The +initialize message guarantees that no messages will be sent to the class or its instances from any other thread until the +initialize method has returned. This gets quite exciting inside the runtime if +initialize throws an exception. This atomicity guarantee is important for implementing singletons, because it means that you can have a class that has methods like this:

```objc
static Singleton *sharedInstance;
+(void)initialize
{
        sharedInstance = [self new];
}
+(Singleton*)sharedInstance
{
        return sharedInstance;
}
```

There is no locking in the +sharedInstance method and none is required, because the runtime guarantees that +initialize will be called precisely once before any calls to +sharedInstance.
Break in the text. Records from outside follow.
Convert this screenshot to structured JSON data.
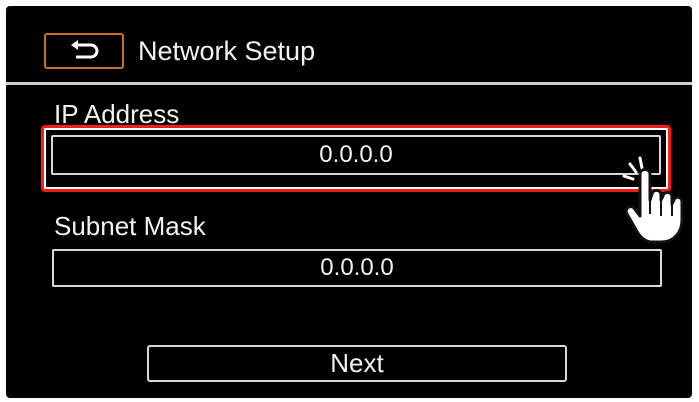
{
  "header": {
    "back_icon": "return-arrow-icon",
    "title": "Network Setup"
  },
  "ip_address": {
    "label": "IP Address",
    "value": "0.0.0.0",
    "highlighted": true,
    "highlight_color": "#ff1a1a"
  },
  "subnet_mask": {
    "label": "Subnet Mask",
    "value": "0.0.0.0"
  },
  "footer": {
    "next_label": "Next"
  },
  "overlay": {
    "pointer_icon": "tapping-hand-icon"
  },
  "colors": {
    "background": "#000000",
    "text": "#f2f2f2",
    "back_button_border": "#c8731f"
  }
}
The other situation where locking can occur is if the message send invokes any forwarding mechanisms. For example, with LanguageKit we had a mode where if you sent a message to an object it would pop up a code editor, ask you to provide an implementation of the method, JIT compile it, insert it into the class, and then return the method. This, of course, requires blocking the calling thread and so acquires a lock.

Any of the methods such as -forwardingTargetForSelector: and +instanceMethodForSelector: may acquire locks and can be invoked in between a caller's message send expression and flow control landing in the method implementation.